Syntheses and electrochemistry of metal complexes of a bulky pyridine-thiolate ligand

Reactions of Li(tBuL-NS) (lithium bis(4-t-butylphenyl)-2-pyridylmethanthiolate(1-)) with MCl2(M = Ni, Zn, Pt) afforded the respective M(tBuL-NS)2complexes in good yields. Treatment of CuCl2, Cu(OTf)2(OTf = triflate) and PdCl2(PhCN)2with Li(tBuL-NS) led to the formation of the dimeric compounds [Cu(tBuL-NS)Cl]2·2H2O, Cu2(tBuL-NS)3(OTf) and [Pd(tBuL-NS)Cl]2, respectively.

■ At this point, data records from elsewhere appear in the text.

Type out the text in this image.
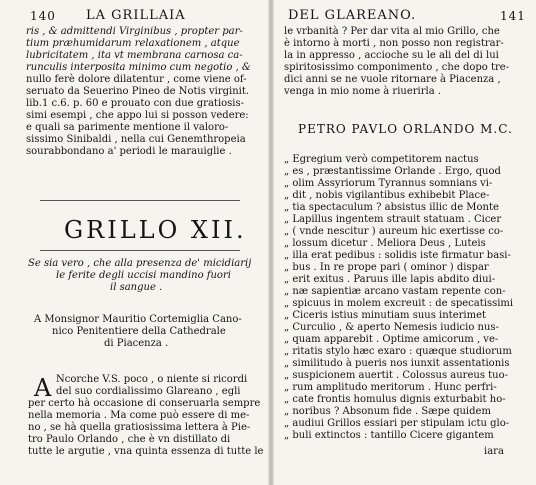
140 LA GRILLAIA
ris , & admittendi Virginibus , propter par-
tium præhumidarum relaxationem , atque
lubricitatem , ita vt membrana carnosa ca-
runculis interposita minimo cum negotio , &
nullo ferè dolore dilatentur , come viene of-
seruato da Seuerino Pineo de Notis virginit.
lib.1 c.6. p. 60 e prouato con due gratiosis-
simi esempi , che appo lui si posson vedere:
e quali sa parimente mentione il valoro-
sissimo Sinibaldi , nella cui Genemthropeia
sourabbondano a' periodi le marauiglie .
GRILLO XII.
Se sia vero , che alla presenza de' micidiarij
le ferite degli uccisi mandino fuori
il sangue .
A Monsignor Mauritio Cortemiglia Cano-
nico Penitentiere della Cathedrale
di Piacenza .
A Ncorche V.S. poco , o niente si ricordi
del suo cordialissimo Glareano , egli
per certo hà occasione di conseruarla sempre
nella memoria . Ma come può essere di me-
no , se hà quella gratiosissima lettera à Pie-
tro Paulo Orlando , che è vn distillato di
tutte le argutie , vna quinta essenza di tutte le
DEL GLAREANO.	141
le vrbanità ? Per dar vita al mio Grillo, che
è intorno à morti , non posso non registrar-
la in appresso , accioche su le ali del di lui
spiritosissimo componimento , che dopo tre-
dici anni se ne vuole ritornare à Piacenza ,
venga in mio nome à riuerirla .
PETRO PAVLO ORLANDO M.C.
„ Egregium verò competitorem nactus
„ es , præstantissime Orlande . Ergo, quod
„ olim Assyriorum Tyrannus somnians vi-
„ dit , nobis vigilantibus exhibebit Place-
„ tia spectaculum ? absistus illic de Monte
„ Lapillus ingentem strauit statuam . Cicer
„ ( vnde nescitur ) aureum hic exertisse co-
„ lossum dicetur . Meliora Deus , Luteis
„ illa erat pedibus : solidis iste firmatur basi-
„ bus . In re prope pari ( ominor ) dispar
„ erit exitus . Paruus ille lapis abdito diui-
„ næ sapientiæ arcano vastam repente con-
„ spicuus in molem excreuit : de specatissimi
„ Ciceris istius minutiam suus interimet
„ Curculio , & aperto Nemesis iudicio nus-
„ quam apparebit . Optime amicorum , ve-
„ ritatis stylo hæc exaro : quæque studiorum
„ similitudo à pueris nos iunxit assentationis
„ suspicionem auertit . Colossus aureus tuo-
„ rum amplitudo meritorum . Hunc perfri-
„ cate frontis homulus dignis exturbabit ho-
„ noribus ? Absonum fide . Sæpe quidem
„ audiui Grillos essiari per stipulam ictu glo-
„ buli extinctos : tantillo Cicere gigantem
iara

The interaction of Li(t-BuL-NS) with [Ru(CO)2Cl2]n, [Rh(COD)Cl]2(COD = 1,5-cyclooctadiene) and Re(CO)5Cl gave cis-Ru(tBuL-NS)2(CO)2, Rh(tBuL-NS)(COD) and Re(tBuL-NS)(CO)4, respectively. The structure of Rh(tBuL-NS)(COD) has been established by X-ray crystallography. The geometry around Rh is square planar with Rh-N and Rh-S distances of 2.114 (5) and 2.250 (2) Å, respectively. Reaction of Ni(PMe3)2(CH3)Cl with Li(tBuL-NS) afforded Ni(tBuL-NS)(PMe3)CH3, which undergoes CO insertion to give the acyl complex Ni(tBuL-NS)(PMe3)(COCH3). The cyclic voltammogram of Pt(tBuL-NS)2exhibits a reversible 1-electron couple at 0.3 V vs ferrocenium-ferrocene, which is assigned as the ligand-centered oxidation.